Do I understand correctly that there's up to a 2 day delay before a PEC domain
learns about changes in another domain's directory entry?
-- same section, 2nd paragraph:
What is a "secondary operating environment? How are they used?
-- section 5.1:
The use of hardware crypto acceleration is an implementation detail--why does
it need to be in the spec?
-- section 5.2, first paragraph
I suspect the sense of this is reversed--did you mean to say the user MUST be
authenticated before he can access PEC services? Or is the intend really to say
a PEC provider cannot deny services to authenticated users?
-- section 5.3, third paragraph:
This seems to say that the incoming point MUST accept ordinary mail over
unprotected channels. Did you really mean that as a _requirement_?
-- same section, 4th paragraph: "To guarantee complete traceability in the flow
of PEC messages,
these MUST NOT transit on systems external to the PEC circuit."
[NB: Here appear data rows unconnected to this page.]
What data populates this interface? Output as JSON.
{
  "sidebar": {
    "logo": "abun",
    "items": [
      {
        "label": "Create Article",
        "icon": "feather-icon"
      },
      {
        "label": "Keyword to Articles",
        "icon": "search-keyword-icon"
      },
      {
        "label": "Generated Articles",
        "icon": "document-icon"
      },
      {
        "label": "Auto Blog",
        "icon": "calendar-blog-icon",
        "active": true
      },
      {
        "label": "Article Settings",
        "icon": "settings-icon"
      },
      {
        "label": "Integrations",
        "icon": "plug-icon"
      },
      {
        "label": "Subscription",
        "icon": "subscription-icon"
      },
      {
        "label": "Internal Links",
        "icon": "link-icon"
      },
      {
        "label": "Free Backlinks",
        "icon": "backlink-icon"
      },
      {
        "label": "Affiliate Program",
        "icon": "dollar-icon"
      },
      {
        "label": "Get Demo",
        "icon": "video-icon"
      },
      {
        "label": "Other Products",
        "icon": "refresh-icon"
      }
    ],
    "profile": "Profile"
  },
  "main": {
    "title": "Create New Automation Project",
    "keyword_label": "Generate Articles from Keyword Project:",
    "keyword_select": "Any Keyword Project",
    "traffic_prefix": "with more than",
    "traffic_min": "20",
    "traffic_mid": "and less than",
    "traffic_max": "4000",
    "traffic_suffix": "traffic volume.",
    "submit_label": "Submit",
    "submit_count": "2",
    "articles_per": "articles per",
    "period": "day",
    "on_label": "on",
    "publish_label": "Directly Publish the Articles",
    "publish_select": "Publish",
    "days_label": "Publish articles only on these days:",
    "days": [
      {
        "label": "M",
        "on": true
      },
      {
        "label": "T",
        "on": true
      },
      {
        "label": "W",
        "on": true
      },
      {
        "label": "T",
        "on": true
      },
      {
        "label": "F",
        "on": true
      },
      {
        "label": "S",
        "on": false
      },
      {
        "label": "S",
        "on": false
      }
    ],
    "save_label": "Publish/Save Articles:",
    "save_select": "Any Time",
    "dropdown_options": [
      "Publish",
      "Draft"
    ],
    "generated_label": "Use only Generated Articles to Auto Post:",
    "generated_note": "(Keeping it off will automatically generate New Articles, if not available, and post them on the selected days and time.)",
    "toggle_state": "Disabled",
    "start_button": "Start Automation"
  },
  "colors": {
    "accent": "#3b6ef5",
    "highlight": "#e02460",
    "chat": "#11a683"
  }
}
Can you elaborate on what procedures providers must follow to achieve this?
-- section 5.5, general:
Are there really no requirements concerning certificate authorities and
certificate validation? It may be that the various PKCS and S/MIME docs specify
this sufficiently--but it would be worth a mention to that effect.
-- section 5.6:
This implies a requirement for TLS mutual authentication, right? This should be
mentioned explicitly.
ALso, do you assume any relationship between TLS certs and S/MIME certs for a
provider? Is the cert hash in the directory expected to also match the TLS
cert?
-- section 7:
I think you need more meat here, since this is fundamentally a security
protocol. What are the potential attacks on the system? How can they be
mitigated? Are there known weaknesses?
-- references:
I didn't find a reference for the document(s) that this is based on--is it
possible to add?
-- IANA considerations:
This draft specifies several new header fields. Do those not require IANA
registration?
Nits/editorial comments:
-- General terminology:
There are a lot of references to the "user", the "system", etc that are rather
vague as to _which_ user or system. I think it would be helpful to globally
change those to things like "sender", "recipient", "access point", etc.
-- section 2.1, paragraph 6: "...systems
MUST abide by the profile found in section 6.5."
Is that section 6.5 of this document, or 6.5 of [SMIMEV3]?
-- Section 2.1.1.1
s/"They"/"PEC notifications"
-- section 2.1.1.1.1, first paragraph
First sentence is a fragment. This pattern occurs quite a bit through the
document. Keep in mind the section title is not part of the sentence, or even
an antecedent for an upcoming pronoun--the body text should still stand alone.
-- section 2.2.1, paragraph 6:
s/typology/type. (same for other occurrences of "typology" elsewhere in the
doc.)
-- section 2.2.2, first paragraph:
s/"This point"/"The incoming point"
s/"inserted within"/"inserted into"
-- section 2.2.5, first paragraph, first sentence:
Sentence fragment.
-- section 3.1.5, 2nd to last paragraph
Can you provide an internal reference to "… what has been said regarding the
Message ID"?
-- section 3.1.6:
The bullet list at end of section seems mostly redundant with opening paragraph.
-- section 4.5, end of paragraph 1:
Is "HAVE TO" intended as normative? That's not defined in RFC 2119. I suggest
"MUST".
-- section 5.1
is "It is suggested..." meant to be a normative "it is RECOMMENDED…"?